The Court is aware that seized items may have already been in the police’s possession when the second warrant was signed, but as Murray recognized, the “re-seizure” of evidence does not foreclose the application of the independent source doctrine. See 487 U.S. at 542. Faced with situations where evidence remained in the police’s possession between the unlawful and lawful seizures, courts have not required the police to return the evidence and literally “re-seize” it. See United States v. Brooks, 715 F.3d 1069, 1075-76 (8th Cir. 2013) (where cell phone was seized and searched unlawfully, and retained by the police pending trial, finding that a search warrant issued a mere eight days before trial was an independent source for the evidence); United States v. Maxwell, No. 11-cr-369 (PAM/FLN), 2012 WL 2861372, at *6 n.4 (D. Minn. May 10, 2012) (finding admissible, under the independent source doctrine, evidence illegally seized from a vehicle during an inventory search and then legally “re-seized” pursuant to a search warrant obtained while the car remained impounded by the police), report and recommendation adopted by 2012 WL 2859921 (D. Minn. July 11, 2012); United States v. Terry, 41 F. Supp. 2d 859, 865 (C.D. Ill. 1999) (where seized currency was kept in the police’s possession between unlawful and lawful searches, finding that the police’s error was not “the sort the law needs to deter”).

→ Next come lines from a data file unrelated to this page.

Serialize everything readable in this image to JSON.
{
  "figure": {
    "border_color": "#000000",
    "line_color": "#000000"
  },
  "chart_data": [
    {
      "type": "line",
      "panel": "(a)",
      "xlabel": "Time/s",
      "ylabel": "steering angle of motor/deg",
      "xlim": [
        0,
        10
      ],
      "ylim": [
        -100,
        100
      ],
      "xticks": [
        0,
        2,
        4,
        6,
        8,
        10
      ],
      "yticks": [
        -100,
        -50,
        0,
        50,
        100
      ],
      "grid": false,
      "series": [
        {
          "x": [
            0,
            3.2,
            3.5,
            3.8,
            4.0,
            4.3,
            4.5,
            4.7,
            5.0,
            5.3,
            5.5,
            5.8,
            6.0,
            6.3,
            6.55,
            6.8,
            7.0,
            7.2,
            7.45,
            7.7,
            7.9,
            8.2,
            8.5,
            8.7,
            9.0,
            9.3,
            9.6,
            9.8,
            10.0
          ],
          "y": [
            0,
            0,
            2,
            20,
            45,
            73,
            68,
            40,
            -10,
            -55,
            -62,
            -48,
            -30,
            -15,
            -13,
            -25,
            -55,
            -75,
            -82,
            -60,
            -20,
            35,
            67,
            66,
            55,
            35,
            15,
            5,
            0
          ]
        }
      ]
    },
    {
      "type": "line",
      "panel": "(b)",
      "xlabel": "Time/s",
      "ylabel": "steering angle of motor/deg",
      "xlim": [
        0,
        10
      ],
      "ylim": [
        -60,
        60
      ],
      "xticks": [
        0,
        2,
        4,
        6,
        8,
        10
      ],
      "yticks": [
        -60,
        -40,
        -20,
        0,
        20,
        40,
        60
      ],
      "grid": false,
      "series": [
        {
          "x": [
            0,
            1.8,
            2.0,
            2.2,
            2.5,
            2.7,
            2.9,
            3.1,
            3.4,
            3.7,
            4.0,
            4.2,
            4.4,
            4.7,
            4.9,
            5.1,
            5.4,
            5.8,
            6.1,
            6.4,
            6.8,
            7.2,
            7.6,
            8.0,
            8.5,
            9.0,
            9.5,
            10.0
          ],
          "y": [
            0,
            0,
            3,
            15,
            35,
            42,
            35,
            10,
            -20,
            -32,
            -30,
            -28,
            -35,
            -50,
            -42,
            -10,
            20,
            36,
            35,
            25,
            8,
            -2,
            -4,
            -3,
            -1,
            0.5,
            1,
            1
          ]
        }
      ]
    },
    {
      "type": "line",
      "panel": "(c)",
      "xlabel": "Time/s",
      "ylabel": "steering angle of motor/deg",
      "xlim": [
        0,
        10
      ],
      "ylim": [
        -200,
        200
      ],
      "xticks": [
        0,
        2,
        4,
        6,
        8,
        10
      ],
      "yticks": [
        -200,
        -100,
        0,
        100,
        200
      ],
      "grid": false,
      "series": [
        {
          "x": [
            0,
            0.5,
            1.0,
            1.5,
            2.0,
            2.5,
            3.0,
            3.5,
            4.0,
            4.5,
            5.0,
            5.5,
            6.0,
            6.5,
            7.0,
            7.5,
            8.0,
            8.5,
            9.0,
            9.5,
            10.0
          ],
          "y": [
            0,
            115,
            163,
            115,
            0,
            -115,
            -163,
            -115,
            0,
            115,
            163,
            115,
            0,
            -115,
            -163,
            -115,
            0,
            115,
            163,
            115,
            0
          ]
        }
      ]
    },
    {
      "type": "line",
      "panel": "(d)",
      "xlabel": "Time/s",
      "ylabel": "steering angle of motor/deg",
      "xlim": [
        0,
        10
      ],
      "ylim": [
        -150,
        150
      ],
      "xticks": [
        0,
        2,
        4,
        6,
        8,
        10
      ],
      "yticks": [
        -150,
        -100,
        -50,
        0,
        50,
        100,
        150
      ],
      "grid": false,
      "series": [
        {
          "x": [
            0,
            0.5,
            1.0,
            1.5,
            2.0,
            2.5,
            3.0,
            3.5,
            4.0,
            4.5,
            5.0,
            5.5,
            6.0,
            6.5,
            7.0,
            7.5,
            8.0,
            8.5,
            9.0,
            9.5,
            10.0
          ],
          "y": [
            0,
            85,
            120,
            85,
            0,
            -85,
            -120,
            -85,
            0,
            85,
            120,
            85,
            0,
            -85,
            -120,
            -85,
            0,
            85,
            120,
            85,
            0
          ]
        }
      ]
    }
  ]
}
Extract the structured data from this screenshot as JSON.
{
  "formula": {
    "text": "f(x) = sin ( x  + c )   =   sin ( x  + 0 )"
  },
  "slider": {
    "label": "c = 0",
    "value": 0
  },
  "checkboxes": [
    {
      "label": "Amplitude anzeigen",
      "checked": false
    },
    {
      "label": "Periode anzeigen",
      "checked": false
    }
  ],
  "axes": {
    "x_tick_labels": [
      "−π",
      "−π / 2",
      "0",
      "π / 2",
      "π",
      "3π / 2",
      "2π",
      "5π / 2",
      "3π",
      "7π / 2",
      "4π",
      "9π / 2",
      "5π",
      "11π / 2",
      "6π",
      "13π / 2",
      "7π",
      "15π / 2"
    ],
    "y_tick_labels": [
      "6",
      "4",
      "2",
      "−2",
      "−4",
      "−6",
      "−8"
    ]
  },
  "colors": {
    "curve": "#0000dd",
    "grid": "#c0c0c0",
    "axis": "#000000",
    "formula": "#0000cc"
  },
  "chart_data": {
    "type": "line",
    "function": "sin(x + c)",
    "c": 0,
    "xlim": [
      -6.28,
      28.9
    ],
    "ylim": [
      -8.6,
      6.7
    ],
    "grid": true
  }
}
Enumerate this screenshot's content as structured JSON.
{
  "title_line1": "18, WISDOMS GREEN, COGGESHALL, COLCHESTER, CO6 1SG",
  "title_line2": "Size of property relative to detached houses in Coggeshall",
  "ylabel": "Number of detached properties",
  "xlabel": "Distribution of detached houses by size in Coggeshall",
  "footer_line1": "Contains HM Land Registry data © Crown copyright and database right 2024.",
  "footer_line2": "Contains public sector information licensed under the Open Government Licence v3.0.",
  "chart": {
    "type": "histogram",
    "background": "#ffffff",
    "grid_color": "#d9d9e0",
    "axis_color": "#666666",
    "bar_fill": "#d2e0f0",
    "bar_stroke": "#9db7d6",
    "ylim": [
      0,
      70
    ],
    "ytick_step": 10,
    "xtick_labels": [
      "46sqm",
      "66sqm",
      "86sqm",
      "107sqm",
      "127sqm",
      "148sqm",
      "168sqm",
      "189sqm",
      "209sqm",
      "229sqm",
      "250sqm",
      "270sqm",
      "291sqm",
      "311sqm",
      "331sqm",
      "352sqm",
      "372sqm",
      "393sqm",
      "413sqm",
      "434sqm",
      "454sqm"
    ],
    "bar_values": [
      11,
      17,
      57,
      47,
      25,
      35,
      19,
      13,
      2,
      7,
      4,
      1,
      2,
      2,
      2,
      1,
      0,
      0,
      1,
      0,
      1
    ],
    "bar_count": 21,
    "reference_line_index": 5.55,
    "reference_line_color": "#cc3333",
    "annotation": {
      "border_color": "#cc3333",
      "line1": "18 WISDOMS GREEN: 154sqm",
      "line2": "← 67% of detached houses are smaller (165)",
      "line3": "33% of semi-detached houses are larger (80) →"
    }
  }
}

In accordance with Murray’s direction, the Court has focused on whether the later “re-seizure” was genuinely independent of the earlier one, and has found that it was. Furthermore, applying the independent source exception in these circumstances gives effect to the rationale underlying the doctrine: to put the police in the same position they would have enjoyed, if no police error had occurred. Whether the list of items to be seized had been included from the start, or the scene had been frozen and the search suspended until a valid warrant was obtained, the evidence would have been present on the premises of 1341 Knox Avenue North and would have been validly seized.

Defendant does not contest the constitutionality of the second warrant, and the Court finds it was sufficiently particular and supported by probable cause. Accordingly, the second search warrant provided an independent source for the evidence seized from 1341 Knox Avenue North.